On 5/25/11 12:12 PM, John F. Sowa wrote:
> I agree with your point about LOD. But there is nothing in the
> Semantic Web that helps. (01)
Yes, assuming (as I do) you see Linked Data Graphs and RDF as being
distinct :-) (02)
Now in the case of Watson though, the Linked Datasets where in RDF form
(a Semantic Web Project output) prior to ingestion, as part of Watson
learning process etc.. (03)
> Watson just puts the URIs into their
> UIMA notation, stores them in a relational database (DB2),
> and uses Prolog for analyzing and reasoning about Jeopardy
> questions. (04)
Yes, which is also why I really hope Watson has laid the foundation for
some serious future reasoning Olympics for machines aimed as business
intelligence and general knowledge oriented algorithms. Cray, HP, Intel,
and others would ideally be part of aforementioned event. Humans assume
the role the role Race Car Drivers in this future competition :-) (05)

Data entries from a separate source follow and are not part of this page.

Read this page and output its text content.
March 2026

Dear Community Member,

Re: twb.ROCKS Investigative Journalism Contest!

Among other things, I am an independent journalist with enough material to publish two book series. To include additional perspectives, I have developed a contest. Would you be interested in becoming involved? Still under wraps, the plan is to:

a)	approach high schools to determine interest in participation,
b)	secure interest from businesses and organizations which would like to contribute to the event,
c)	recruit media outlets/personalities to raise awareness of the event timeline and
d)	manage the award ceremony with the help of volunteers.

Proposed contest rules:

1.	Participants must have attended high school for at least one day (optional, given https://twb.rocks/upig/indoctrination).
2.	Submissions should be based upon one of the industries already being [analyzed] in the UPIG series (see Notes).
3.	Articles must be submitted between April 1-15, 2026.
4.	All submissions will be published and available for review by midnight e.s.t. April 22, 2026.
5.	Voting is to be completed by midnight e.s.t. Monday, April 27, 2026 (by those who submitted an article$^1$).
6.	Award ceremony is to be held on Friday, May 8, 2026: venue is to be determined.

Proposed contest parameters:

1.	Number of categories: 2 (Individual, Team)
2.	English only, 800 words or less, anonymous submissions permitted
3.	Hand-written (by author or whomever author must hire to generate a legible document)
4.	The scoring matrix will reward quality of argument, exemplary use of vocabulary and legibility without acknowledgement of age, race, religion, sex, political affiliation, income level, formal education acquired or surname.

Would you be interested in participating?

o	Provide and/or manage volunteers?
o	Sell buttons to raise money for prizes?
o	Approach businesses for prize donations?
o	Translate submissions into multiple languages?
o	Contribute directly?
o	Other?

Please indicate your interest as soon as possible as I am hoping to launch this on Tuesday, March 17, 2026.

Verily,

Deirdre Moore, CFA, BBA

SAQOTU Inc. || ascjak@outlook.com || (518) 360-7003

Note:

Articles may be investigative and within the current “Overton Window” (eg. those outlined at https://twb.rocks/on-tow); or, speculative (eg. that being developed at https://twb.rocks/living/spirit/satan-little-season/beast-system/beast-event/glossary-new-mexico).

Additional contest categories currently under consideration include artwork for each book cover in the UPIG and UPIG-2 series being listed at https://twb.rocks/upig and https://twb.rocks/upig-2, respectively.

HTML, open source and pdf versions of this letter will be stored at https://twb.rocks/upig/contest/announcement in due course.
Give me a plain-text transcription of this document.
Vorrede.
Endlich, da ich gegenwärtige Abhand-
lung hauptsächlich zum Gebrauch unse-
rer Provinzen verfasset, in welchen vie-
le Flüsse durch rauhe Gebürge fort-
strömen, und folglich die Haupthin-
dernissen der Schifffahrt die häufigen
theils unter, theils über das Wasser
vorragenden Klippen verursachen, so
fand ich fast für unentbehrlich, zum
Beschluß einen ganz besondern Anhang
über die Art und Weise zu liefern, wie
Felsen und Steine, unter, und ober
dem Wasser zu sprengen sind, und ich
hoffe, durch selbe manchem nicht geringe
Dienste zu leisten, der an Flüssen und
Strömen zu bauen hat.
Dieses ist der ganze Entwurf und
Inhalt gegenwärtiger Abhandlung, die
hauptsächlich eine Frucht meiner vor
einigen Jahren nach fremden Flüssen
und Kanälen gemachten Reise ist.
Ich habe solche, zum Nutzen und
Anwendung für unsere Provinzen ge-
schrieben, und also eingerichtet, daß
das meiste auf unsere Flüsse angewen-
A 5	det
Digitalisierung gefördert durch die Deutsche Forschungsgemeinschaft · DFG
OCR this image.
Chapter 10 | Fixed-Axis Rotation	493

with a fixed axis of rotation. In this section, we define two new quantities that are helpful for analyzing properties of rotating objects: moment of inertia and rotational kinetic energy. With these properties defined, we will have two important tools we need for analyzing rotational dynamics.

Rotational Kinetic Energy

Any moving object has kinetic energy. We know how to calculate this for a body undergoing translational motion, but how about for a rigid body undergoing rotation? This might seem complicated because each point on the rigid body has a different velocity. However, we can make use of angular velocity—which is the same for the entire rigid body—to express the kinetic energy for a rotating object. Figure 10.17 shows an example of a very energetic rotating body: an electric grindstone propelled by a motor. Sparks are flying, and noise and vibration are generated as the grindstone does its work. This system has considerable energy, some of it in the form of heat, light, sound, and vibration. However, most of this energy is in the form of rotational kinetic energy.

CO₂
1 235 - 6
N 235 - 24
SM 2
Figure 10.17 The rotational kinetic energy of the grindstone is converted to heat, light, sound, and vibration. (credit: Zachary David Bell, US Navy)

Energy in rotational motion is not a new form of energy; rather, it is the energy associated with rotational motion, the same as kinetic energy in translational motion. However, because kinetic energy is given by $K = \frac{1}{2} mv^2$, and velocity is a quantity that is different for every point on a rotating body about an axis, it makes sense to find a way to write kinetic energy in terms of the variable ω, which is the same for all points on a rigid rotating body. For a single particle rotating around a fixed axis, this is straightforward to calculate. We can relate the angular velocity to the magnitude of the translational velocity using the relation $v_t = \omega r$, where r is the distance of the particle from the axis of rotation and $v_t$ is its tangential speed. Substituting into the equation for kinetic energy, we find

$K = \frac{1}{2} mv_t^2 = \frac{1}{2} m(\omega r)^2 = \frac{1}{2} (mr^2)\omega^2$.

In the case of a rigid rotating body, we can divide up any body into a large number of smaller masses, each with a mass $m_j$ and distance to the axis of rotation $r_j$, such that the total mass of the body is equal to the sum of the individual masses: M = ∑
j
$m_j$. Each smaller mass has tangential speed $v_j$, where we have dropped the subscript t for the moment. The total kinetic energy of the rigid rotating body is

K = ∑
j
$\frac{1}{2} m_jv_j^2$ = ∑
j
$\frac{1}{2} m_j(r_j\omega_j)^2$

>> But, and this is really really important, it leveraged Linked Datasets
>> such as DBpedia and others from the Linked Open Data cloud.
>> Structured Linked Data, Machine Learning, and Natural Languages are 3
>> equally critical components of the Watson story. Take one of these
>> components out of the mix and Watson doesn't happen.
> First point: The SW does *nothing* for NLP. They ignored it totally.
> They expected human annotators to insert RDF tags. That might have
> been a useful quick fix in 1998. But today, a good NLP system can
> derive much better information from the raw text than from the
> guesses by typical annotators.
> The SW layer cakes emphasized Unicode, URIs, XML, and RDF as the
> foundations. Google used the URIs, but stored them in JSON.
> Watson also used the URIs, represented them in UIMA, and stored
> them in a relational DB.
> RDF is just a bloated notation that anybody who needs efficiency
> runs away from as fast as possible. Even the W3C replaced it
> with RDFa, whose only similarity to RDF is the first 3 letters.
> As for DBpedia, its hierarchy of terms is abysmal. It's better
> than nothing for some applications, but it really needs to be
> rebuilt with some decent NLP tools.
>> I fantasize about a Machine vs Machine edition of Jeopardy
>> (in the future) that pits algorithms against algorithms where
>> all parties (other players in this realm) have a common structured
>> linked substrate as the knowledge base foundation
> I think that Watson pretty much exhausted what we can learn from
> the Jeopardy game. The questions are too short and the format
> depends too heavily on the speed of hitting the buzzer.
> Governments, businesses, and law firms have huge volumes of NL texts.
> There are far more important challenges in analyzing those texts
> and doing the kinds of tasks that people will pay for.